= Argei =

Ancient Roman religious rituals

The rituals of the Argei were archaic religious observances in ancient Rome that took place on March 16 and March 17, and again on May 14 or May 15. By the time of Augustus, the meaning of these rituals had become obscure even to those who practiced them. For the May rites, a procession of pontiffs, Vestals, and praetors made its way around a circuit of 27 stations (sacella or sacraria), where at each they retrieved a figure fashioned into human form from rush, reed, and straw, resembling men tied hand and foot. After all the stations were visited, the procession, accompanied by the Flaminica Dialis in mourning guise, moved to the Pons Sublicius, the oldest known bridge in Rome, where the gathered figures were tossed into the Tiber River.

Both the figures (effigies or simulacra) and the stations or shrines were called Argei, the etymology of which remains undetermined.

The continuation of these rites into the later historical period when they were no longer understood demonstrates how strongly traditionalist the Romans were in matters of religion.

==Interpretations==
Before the ritual commenced, an effigy was placed in each of the 27 (or in some sources 24 or 30) shrines of the Argei (sacra Argeorum) throughout the Servian regions. The effigies were thought to absorb pollution within the area, and their subsequent sacrifice was a ritual purification of the city. The pontiffs and Vestals were the main celebrants. The exact route of the procession among the stations is unclear.

According to Ovid, the ritual had been established as a sacrifice to the god Saturn as the result of a responsum from Jupiter Fatidicus, the oracle of Dodona. But the meaning of the ritual had already become obscure, and Ovid offers an antiquarian range of explanations. The responsum had prescribed human sacrifice, one man for each one of the gentes (families or clans) living near the banks of the Tiber. This early population was believed to have been of Greek origin, and hence Argei derived from Argivi (the Greek ethnonym "Argives"), specifically the companions of Evander and later those of Hercules who had decided to stay on and live there. This responsum predated the founding of Rome. One way to interpret the ritual of the Argei was that early inhabitants of what was to become Rome had practiced human sacrifice as prescribed; Ovid insists, however, that Hercules had put an end to it, and that human sacrifice was never a practice of the Romans themselves.

Ovid puts another interpretation in the mouth of Tiberinus, the god who personified the river. Since these early inhabitants were of Greek origin, he said, they grew homesick in their old age and asked to be buried in the river as a kind of symbolic return to their homeland in death.
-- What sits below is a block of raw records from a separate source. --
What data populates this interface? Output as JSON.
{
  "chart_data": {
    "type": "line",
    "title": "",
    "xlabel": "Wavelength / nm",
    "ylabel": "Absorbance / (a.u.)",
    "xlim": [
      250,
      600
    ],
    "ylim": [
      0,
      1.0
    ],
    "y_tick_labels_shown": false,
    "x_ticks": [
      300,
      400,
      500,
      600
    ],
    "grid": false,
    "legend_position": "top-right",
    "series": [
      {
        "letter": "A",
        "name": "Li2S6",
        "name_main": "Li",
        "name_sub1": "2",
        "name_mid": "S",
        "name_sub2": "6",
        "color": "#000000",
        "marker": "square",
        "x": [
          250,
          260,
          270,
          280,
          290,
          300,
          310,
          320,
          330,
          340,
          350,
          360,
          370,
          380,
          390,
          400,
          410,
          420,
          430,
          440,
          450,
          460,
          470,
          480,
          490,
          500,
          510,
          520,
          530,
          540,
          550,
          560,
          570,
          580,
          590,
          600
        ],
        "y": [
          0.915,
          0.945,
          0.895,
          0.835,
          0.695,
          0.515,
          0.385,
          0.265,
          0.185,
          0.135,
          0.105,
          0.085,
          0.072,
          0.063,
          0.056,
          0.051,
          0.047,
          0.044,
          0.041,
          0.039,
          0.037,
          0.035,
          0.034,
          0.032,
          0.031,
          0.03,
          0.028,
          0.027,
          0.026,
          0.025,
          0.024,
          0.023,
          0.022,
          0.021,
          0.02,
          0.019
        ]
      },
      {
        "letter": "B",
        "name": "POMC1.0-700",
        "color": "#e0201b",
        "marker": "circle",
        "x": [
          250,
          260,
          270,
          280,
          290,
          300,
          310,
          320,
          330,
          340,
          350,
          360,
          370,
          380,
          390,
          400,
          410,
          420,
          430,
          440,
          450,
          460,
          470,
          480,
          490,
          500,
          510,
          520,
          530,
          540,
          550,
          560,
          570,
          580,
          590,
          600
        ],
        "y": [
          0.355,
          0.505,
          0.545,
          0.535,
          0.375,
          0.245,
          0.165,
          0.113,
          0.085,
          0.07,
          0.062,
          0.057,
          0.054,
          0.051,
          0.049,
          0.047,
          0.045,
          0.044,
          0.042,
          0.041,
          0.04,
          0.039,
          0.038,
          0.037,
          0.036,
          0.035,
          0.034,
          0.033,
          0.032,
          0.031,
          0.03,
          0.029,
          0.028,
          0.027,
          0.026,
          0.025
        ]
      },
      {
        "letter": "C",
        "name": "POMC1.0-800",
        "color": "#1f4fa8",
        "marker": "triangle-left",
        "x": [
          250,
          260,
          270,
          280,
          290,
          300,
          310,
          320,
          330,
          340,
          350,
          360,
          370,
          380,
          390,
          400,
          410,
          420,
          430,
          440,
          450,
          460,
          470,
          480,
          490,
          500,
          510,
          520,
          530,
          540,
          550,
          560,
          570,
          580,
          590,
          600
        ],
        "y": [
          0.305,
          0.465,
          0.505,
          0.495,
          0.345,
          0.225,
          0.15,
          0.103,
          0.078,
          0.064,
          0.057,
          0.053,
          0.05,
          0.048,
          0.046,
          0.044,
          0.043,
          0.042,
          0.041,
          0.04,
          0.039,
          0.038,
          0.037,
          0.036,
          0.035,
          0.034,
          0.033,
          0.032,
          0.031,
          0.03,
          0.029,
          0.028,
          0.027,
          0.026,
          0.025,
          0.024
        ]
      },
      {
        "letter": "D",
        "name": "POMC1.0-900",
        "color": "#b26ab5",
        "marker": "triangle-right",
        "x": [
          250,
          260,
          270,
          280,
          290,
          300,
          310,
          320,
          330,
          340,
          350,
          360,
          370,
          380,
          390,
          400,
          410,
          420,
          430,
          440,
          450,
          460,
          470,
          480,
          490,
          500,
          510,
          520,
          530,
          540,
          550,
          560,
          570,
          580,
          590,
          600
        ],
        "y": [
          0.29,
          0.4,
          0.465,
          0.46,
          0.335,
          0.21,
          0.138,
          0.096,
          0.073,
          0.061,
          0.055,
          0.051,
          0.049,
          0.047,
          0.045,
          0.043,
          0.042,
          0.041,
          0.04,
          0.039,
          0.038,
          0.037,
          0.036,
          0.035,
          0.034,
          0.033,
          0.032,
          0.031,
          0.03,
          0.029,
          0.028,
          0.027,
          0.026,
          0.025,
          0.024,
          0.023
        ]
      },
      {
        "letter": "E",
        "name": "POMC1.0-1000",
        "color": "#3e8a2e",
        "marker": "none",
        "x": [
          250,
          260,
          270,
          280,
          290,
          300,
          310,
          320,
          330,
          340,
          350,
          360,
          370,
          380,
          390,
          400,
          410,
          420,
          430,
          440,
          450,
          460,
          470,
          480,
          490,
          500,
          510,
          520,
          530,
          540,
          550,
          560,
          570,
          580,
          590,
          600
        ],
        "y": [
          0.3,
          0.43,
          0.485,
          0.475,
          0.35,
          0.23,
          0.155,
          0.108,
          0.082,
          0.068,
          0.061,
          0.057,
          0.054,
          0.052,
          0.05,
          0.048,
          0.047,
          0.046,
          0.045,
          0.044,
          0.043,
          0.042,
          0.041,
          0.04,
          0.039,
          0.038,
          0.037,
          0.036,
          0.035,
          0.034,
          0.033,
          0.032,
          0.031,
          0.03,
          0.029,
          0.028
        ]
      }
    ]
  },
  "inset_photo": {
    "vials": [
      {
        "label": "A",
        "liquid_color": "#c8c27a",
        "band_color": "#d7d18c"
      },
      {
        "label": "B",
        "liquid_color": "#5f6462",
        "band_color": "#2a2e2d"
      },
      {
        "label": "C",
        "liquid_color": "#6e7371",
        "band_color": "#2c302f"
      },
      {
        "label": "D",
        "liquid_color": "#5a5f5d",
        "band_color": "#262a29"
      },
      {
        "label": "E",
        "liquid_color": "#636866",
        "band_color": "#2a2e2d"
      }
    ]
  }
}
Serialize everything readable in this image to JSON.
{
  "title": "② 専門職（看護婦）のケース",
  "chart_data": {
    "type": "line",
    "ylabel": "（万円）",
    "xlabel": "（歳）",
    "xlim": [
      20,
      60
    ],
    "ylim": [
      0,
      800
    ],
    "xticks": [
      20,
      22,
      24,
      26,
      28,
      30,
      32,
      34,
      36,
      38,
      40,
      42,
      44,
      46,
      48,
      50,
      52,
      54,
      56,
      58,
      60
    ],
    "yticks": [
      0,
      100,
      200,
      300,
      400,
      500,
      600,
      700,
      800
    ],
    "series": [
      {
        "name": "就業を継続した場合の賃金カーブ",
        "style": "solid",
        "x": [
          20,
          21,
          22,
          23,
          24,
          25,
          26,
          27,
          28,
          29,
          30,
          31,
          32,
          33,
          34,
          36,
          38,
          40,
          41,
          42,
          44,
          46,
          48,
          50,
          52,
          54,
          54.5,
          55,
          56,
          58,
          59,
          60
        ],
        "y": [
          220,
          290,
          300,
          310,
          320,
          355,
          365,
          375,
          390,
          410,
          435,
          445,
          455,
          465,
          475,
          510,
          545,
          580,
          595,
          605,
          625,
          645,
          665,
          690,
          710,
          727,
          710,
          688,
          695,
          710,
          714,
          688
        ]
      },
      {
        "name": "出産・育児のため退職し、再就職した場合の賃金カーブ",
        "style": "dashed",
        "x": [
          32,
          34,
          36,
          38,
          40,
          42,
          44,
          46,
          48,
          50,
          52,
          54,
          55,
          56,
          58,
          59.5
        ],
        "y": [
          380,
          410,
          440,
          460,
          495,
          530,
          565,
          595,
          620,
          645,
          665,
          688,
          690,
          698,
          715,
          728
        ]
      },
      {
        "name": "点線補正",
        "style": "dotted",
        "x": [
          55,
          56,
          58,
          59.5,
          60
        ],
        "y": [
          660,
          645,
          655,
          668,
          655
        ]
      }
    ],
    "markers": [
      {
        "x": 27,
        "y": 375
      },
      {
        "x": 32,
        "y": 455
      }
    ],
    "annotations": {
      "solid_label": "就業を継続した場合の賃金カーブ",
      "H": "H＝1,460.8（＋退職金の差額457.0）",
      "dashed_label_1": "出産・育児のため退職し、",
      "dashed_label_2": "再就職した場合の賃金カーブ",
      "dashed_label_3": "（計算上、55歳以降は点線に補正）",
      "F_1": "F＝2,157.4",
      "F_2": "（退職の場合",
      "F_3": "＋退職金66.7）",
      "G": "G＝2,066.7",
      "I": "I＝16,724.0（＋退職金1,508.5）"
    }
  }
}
While this last interpretation appears irreconcilable with the previous, it may be reminiscent of burial practices in water which are attested in many parts of the world among primitive peoples.

Dionysius of Halicarnassus also explains the ritual in terms of human sacrifice, saying that Tiberinus was the recipient of these regular offerings.

Alternative modern interpretations include a pre-Imperial rainmaking rite, or an annual re-enactment of the execution by drowning of 27 Greek war captives.